The Woman Formerly Known As......Me.

Metamorphosis is a spectacular thing. Stick with whatever definition you like, but for me it is.... becoming. A metamorphosis is 'a becoming': a fuzzy, awkward caterpillar becomes a graceful butterfly or your beautiful baby becomes a toddler, then a teenager, a woman, a wife....a mother. Always becoming.

I expected that at the age of 40 I would be done with my 'becoming'.

Apparently, I didn't get the memo from myself that I was just beginning.

I began my recent phase a year ago by becoming a college student. A step that I had always longed to take, but never really thought I would. A year later I'm still in a flux, not sure what I want to do with this education I'm working so hard for. It's wonderful to be moving toward something, but the feeling is incomplete without a direction for that forward momentum. I may never really find it and that very idea is growing on me little by little. To always be 'becoming', you need to be in a constant state of seeking....it's not a conscious process, it just happens. To stop seeking could mean stagnation. I've been there, it totally sucked and I'd like my money back! But seriously, to always be evolving means you are open to change and all of it's glorious and frightening possibilities.

What is interesting is how many of my friends are going through the same thing.. Could it be that our kids are going through the dreaded teen transformation and we are now left with more time to explore that part of life we put off to be mom? Yes, I think it could. Of course, that is merely a part of it. The other factors that are causing this mass metamorphosis are personal, individual and unique to each of us. But the fact remains that we ARE changing, all of us...together we are becoming.

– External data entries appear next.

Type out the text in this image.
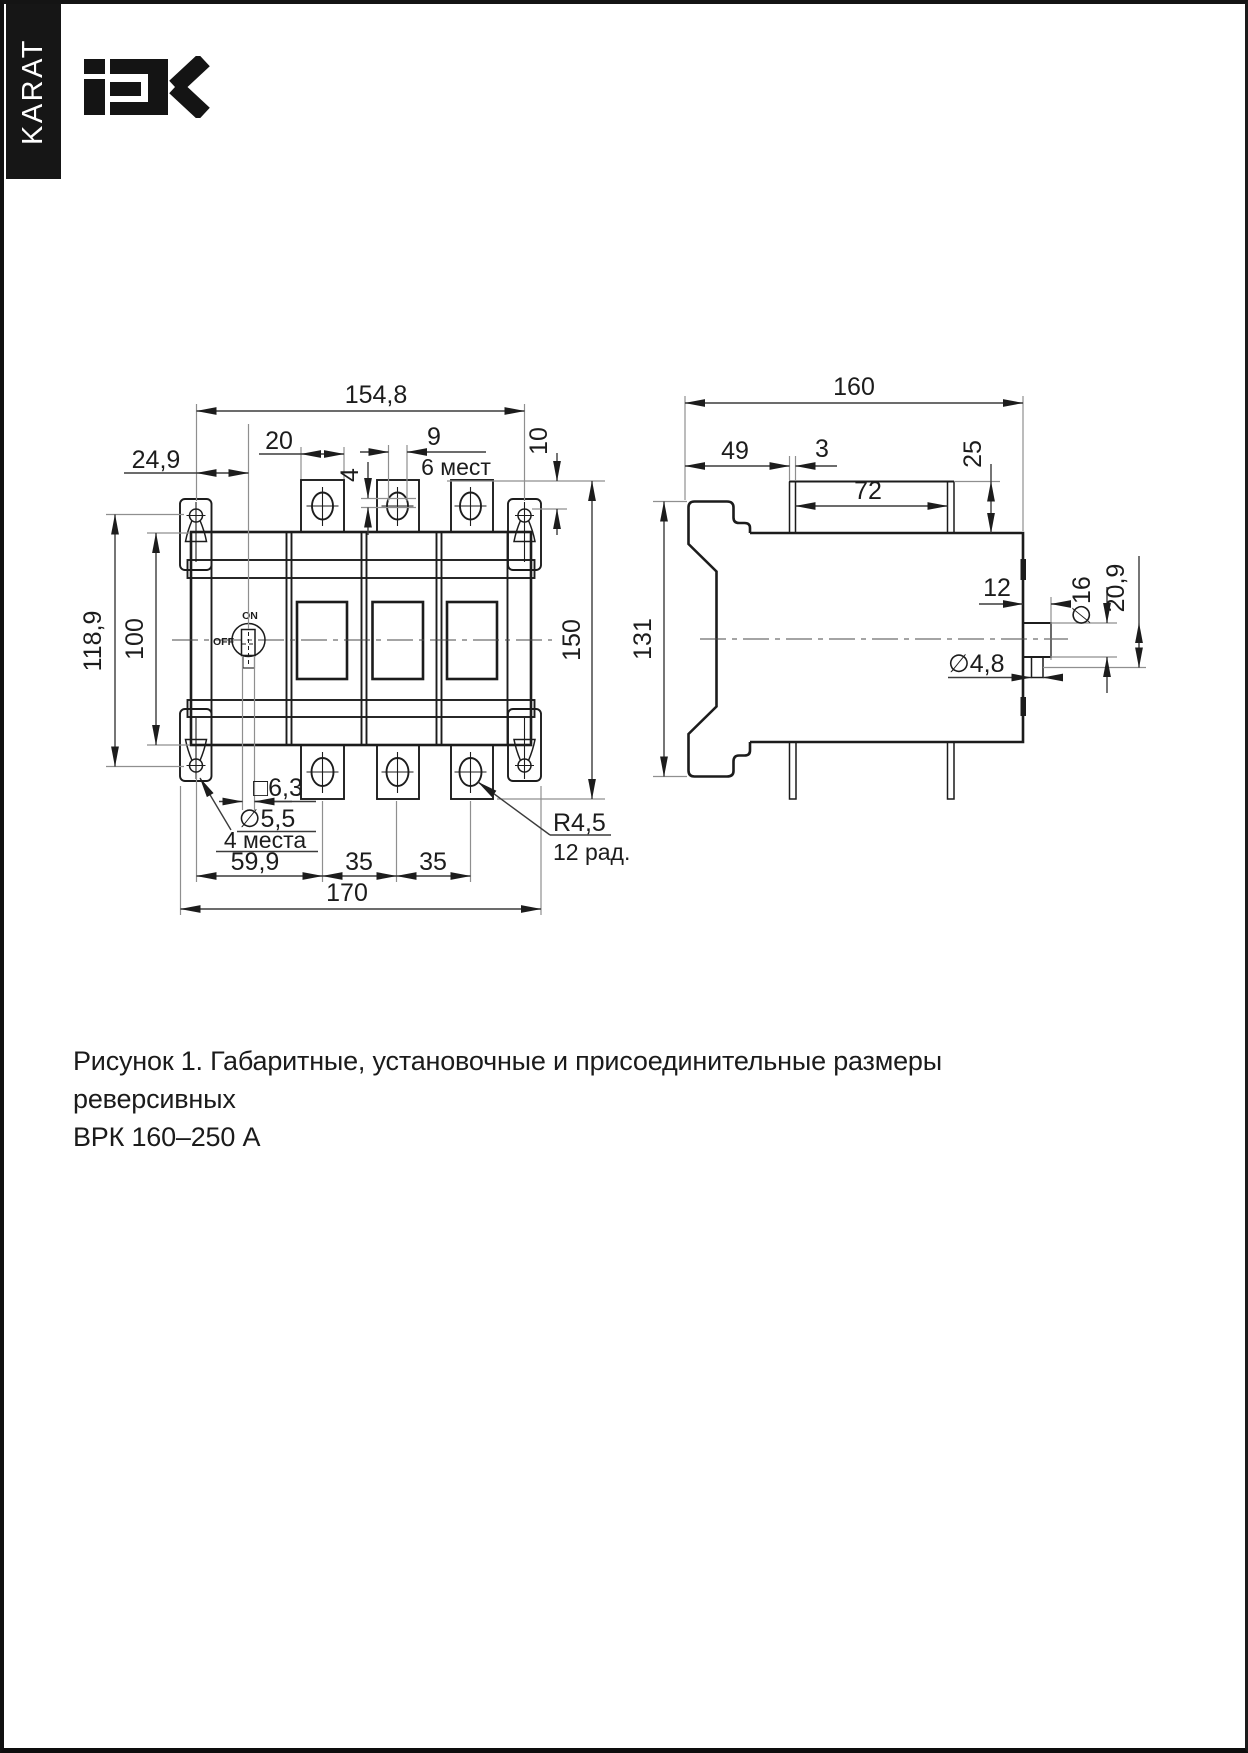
KARAT
ON
OFF
154,8
20	9
6 мест
4
10
24,9
118,9 100	150
59,9	35 35
170
□6,3
∅5,5
4 места
R4,5
12 рад.
160
49	3
72
25
131
12 ∅16 20,9
∅4,8
Рисунок 1. Габаритные, установочные и присоединительные размеры реверсивных
ВРК 160–250 А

It's funny, whenever I sit down to journal (a.k.a blog in more modern speak) I have all of these thoughts and ideas that I want to include, but by the time I've put the first few ideas into words I start getting caught up in the details, the words I'm using to paint the picture of my thoughts, the spelling, the grammar...I lose track of what I want to say! This is yet another one of those times. I wanted to include more of my thoughts on my project to gain more control over my body, what real beauty is and then finally, why we really don't know ourselves as well as we think we do....but all of these topics will have to wait until the next update.